AKP’Lİ VEKİLLERE “BİZE YURT AYARLAYIN” TELEFONLARI YAĞDI
Gençlik ve Spor Bakanlığı’na bağlı Kredi ve Yurtlar Genel Müdürlüğü bünyesindeki yüksek öğrenim öğrenci yurtlarının yetersizliğinin yadsınamaz bir gerçek olduğunun kaydedildiği dilekçede, Türkiye’de 8 buçuk milyona yakın üniversite öğrencisi bulunduğu, KYK yurt sayısı ise 5’i Kuzey Kıbrıs Türk Cumhuriyeti’nde olmak üzere 773’te kaldığı, KYK yurt kapasitesinin ise 680 bin civarına olduğu anlatıldı. Bu sayının öğrencilerin yüzde 10’unun bile barınma ihtiyacının karşılanmadığı anlamına geldiğinin belirtildiği dilekçede, başvurusu neticesinde KYK yurduna yerleşemeyen, özel yurtta kalabilecek kadar parası olmayan ve kiralık ev tutamayan öğrencilerin, eğitim döneminin başlamasıyla birlikte barınma sorunuyla karşı karşıya kaldıklarının altı çizildi.

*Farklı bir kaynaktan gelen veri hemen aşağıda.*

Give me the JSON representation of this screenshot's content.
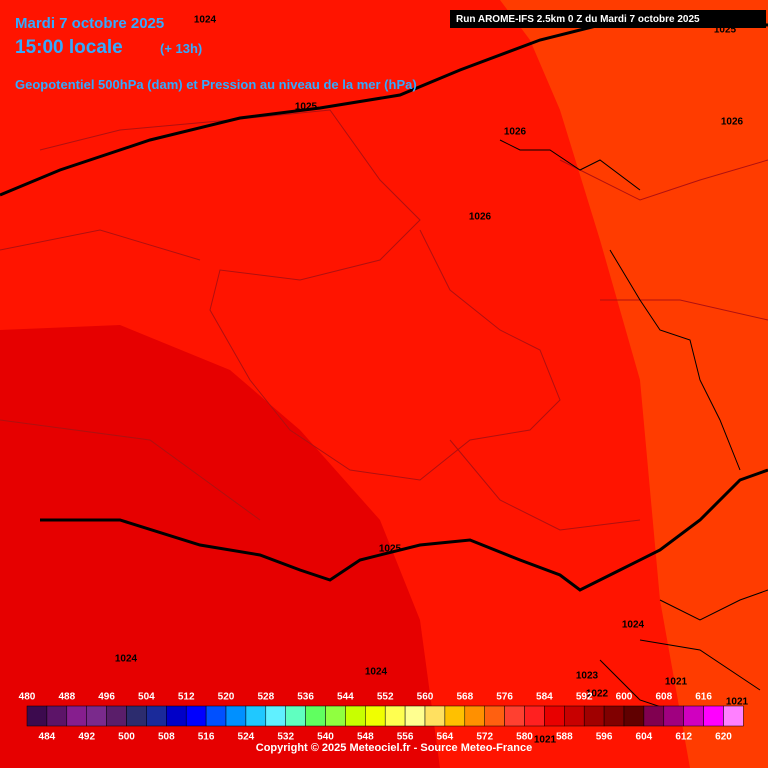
{
  "header": {
    "date": "Mardi 7 octobre 2025",
    "time": "15:00 locale",
    "lead": "(+ 13h)",
    "subtitle": "Geopotentiel 500hPa (dam) et Pression au niveau de la mer (hPa)",
    "run": "Run AROME-IFS 2.5km 0 Z du Mardi 7 octobre 2025"
  },
  "isobar_labels": [
    "1024",
    "1025",
    "1026",
    "1026",
    "1026",
    "1025",
    "1024",
    "1024",
    "1024",
    "1023",
    "1022",
    "1021",
    "1021",
    "1021",
    "1025"
  ],
  "legend": {
    "labels": [
      "480",
      "484",
      "488",
      "492",
      "496",
      "500",
      "504",
      "508",
      "512",
      "516",
      "520",
      "524",
      "528",
      "532",
      "536",
      "540",
      "544",
      "548",
      "552",
      "556",
      "560",
      "564",
      "568",
      "572",
      "576",
      "580",
      "584",
      "588",
      "592",
      "596",
      "600",
      "604",
      "608",
      "612",
      "616",
      "620"
    ],
    "colors": [
      "#3c0a4e",
      "#5c1468",
      "#861e8e",
      "#7a2a8c",
      "#5a1e6a",
      "#2c2c6e",
      "#1a2a9a",
      "#0000c8",
      "#0000ff",
      "#0050ff",
      "#0090ff",
      "#20c8ff",
      "#60f0ff",
      "#60ffc0",
      "#60ff60",
      "#90ff40",
      "#c8ff00",
      "#f0ff00",
      "#ffff50",
      "#ffff90",
      "#ffe060",
      "#ffc000",
      "#ff9000",
      "#ff6010",
      "#ff4030",
      "#ff2020",
      "#e80000",
      "#c80000",
      "#a00000",
      "#800000",
      "#600000",
      "#800050",
      "#a00080",
      "#d000c0",
      "#ff00ff",
      "#ff80ff"
    ]
  },
  "copyright": "Copyright © 2025 Meteociel.fr - Source Meteo-France"
}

Öğrenciler ve ailelerinin, barınma sorununu çözüme kavuşturmak amacıyla başta Meclis olmak üzere birçok kuruma ve yetkiliye ulaşmaya çalıştığının anımsatıldığı dilekçede, çok sayıda seçmenin ise AKP milletvekillerine de ulaşıp yurt talebinde bulundukları dile getirilerek, “Nitekim öğrencilerin mağdur olmaması için İstanbul Büyükşehir Belediyesi, Ankara Büyükşehir Belediyesi, İzmir Büyükşehir Belediyesi başta olmak üzere CHP’li belediyeler, sosyal tesislerin, konukevlerinin, yurtların kapılarını öğrencilere açmıştır. Akabinde Ak Partili belediyeler de öğrencilerin yerleşebileceği konaklama alanları hazırlamıştır” ifadelerine yer verildi.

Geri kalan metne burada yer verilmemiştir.